Blog

Sep 21, 2021 · post

Extractive Summarization with Sentence-BERT

In extractive summarization, the task is to identify a subset of text (e.g., sentences) from a document that can then be assembled into a summary. Overall, we can treat extractive summarization as a recommendation problem. That is, given a query, recommend a set of sentences that are relevant. The query here is the document, relevance is a measure of whether a given sentence belongs in the document summary.

How we go about obtaining this measure of relevance varies (a common dilemma for any recommendation system). We can select from multiple problem formulations such as:

  • Classification/Regression: Given input(s), output a class or relevance score for each sentence. Here, the input is a document and a sentence from the document. The output is a class (belongs in summary or not) or a likelihood score (likelihood that sentence belongs in the summary. This formulation is pairwise, i.e., at test time we need to compute n passes through the model for n sentences to get n classes/scores, or compute this as a batch.

  • Metric Learning: Learn a shared distance metric embedding space for both documents and sentences such that embeddings for sentences that should belong in the summary for that document are closest to the document’s embedding in distance space. At test time, we get a representation of the document and each sentence, and then get the most similar sentences. This approach has the benefit that we can leverage fast similarity search algorithms.

In this work, we will explore a classification setup as a baseline. While this approach is pairwise, and thus compute intensive with respect to the number of sentences, we can accept this limitation as most documents have a relatively tractable number of sentences.

Fig. We structure extractive summarization as a text classification problem.

Dataset

In this example, we will use the CNN/Dailymail dataset, which contains nearly three hundred thousand news articles, each with a human written “highlights”, that we’ll use as the article summary. These data have been preprocessed in the following way:

  • Each article is split into sentences using a large Spacy language model.
  • Each sentence is assigned a label (0: not in summary, 1: in summary).
  • Since CNN/DailyMail highlights don’t contain exact extracts, the label is generated based on max ROUGE1 score between a given sentence and each sentence in the highlights. See data preprocessing notebook for details.
  • Data is undersampled to reduce class imbalance.
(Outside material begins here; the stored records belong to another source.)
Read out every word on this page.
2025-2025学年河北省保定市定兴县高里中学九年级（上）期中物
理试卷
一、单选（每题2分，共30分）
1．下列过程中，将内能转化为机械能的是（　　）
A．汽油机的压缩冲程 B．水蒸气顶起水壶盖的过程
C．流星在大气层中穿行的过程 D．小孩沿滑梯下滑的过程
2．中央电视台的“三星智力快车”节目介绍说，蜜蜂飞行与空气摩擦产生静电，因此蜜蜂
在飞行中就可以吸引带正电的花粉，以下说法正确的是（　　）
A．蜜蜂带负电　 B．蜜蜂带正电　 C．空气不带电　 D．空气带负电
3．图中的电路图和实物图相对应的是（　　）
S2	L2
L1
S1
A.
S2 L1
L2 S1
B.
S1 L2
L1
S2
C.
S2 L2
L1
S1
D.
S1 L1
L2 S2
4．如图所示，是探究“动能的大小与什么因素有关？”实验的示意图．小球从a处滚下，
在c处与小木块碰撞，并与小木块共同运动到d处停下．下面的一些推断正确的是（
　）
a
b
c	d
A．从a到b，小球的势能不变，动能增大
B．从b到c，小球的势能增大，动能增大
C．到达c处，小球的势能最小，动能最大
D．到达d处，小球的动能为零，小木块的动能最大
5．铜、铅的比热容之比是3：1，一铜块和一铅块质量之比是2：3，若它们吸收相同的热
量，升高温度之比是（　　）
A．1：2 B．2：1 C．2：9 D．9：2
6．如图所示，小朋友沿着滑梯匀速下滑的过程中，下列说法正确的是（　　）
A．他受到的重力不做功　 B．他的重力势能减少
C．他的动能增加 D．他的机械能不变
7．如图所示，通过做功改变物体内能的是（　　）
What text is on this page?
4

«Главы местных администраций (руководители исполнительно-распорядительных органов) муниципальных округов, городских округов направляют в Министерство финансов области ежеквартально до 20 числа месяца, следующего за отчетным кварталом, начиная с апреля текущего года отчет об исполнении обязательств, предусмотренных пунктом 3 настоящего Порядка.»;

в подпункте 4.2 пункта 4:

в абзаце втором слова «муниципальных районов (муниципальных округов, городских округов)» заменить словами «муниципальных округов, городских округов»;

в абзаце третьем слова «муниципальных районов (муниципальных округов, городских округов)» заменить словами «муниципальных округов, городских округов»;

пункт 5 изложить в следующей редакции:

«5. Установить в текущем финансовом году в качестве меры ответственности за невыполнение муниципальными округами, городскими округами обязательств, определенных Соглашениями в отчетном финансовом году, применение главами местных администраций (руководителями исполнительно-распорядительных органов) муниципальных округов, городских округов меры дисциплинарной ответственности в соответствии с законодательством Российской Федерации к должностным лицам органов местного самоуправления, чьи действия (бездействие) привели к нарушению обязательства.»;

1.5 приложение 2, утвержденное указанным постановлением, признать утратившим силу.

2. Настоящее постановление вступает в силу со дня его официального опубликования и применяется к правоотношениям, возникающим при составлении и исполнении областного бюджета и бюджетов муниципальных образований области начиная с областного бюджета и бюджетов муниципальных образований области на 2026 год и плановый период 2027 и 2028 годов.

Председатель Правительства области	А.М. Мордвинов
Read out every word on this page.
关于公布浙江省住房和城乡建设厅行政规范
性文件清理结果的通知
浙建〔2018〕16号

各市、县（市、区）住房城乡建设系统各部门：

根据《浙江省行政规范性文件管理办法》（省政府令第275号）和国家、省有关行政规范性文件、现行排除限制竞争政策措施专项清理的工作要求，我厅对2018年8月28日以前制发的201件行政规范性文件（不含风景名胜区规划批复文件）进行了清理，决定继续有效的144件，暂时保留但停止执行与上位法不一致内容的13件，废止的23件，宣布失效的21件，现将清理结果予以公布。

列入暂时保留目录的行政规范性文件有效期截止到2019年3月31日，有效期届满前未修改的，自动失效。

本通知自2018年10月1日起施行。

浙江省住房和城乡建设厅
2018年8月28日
Implementation for Extractive Summarization

In our classification setup, we want good representations for our sentences and documents. For this, we explore Sentence-BERT models (Reimers et. al. 2018) that have shown good results on the task of sentence representation learning. The model is fairly simple and can be broken down into the following parts:

  • Compute tokens and attention masks for both sentence (u) and document (v) using a tokenizer.
  • Get mean pooling embeddings for each input.
  • Concatenate both inputs (Concat(u,v, u*v)).
  • Add a classification head (Dense and Dropout layers).

The entire model is then fine tuned using the CNN/Dailymail dataset. In the baseline, we achieve accuracy of 86% on the train set and 74% on a held out test set.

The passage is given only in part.